US20240226152
2024-07-11
Human necessities
A61K35/17
Chimeric Antigen Receptor (CAR) T cell therapies are innovative treatments that engineer T cells to target specific cell surface proteins, allowing for a more effective immune response against various diseases. By redirecting T cell specificity, these therapies can address conditions such as cancer and infectious diseases. Recent advancements have focused on utilizing CAR T cells to target senescent cells, which are linked to age-related pathologies and chronic inflammation.
Utilizing CRISPR-Cas9 technology, researchers can enhance the potency and specificity of CAR T cells by integrating a chimeric antigen receptor gene directly into the genome of T cells. This method involves a homology-directed repair (HDR) template that allows for precise gene editing, promoting the development of CAR T cells that can effectively target the urokinase Plasminogen Activator Receptor (uPAR) found on senescent cells.
Senescent cells contribute to tissue dysfunction and age-related diseases by secreting inflammatory factors that attract immune cells. By engineering CAR T cells to target uPAR, this approach seeks to eliminate these problematic cells, potentially alleviating symptoms associated with neurodegenerative diseases like Alzheimer's and Parkinson's. The goal is to create therapies that can effectively reduce the burden of senescent cells in aging populations.

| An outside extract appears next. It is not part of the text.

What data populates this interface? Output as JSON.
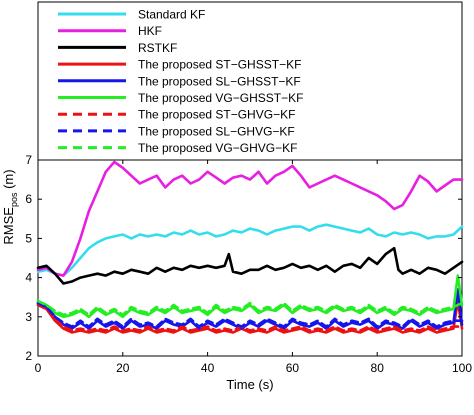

The described methods involve preparing an HDR template and using a Cas9 ribonucleoprotein complex to introduce the CAR gene into the T cell genome. This process allows for the generation of a cultured population of CAR T cells that express the transgene driven by endogenous or included promoters. The resulting CAR T cells are designed to bind specifically to uPAR, facilitating the targeted elimination of senescent cells.
The development of senolytic CAR T cell therapies holds promise for treating a range of conditions associated with aging and cellular senescence. By leveraging CRISPR-Cas9 technology, these therapies can provide a more effective means of addressing neurodegenerative diseases and improving overall tissue health in elderly individuals. This innovative approach may lead to significant advancements in regenerative medicine and age-related treatments.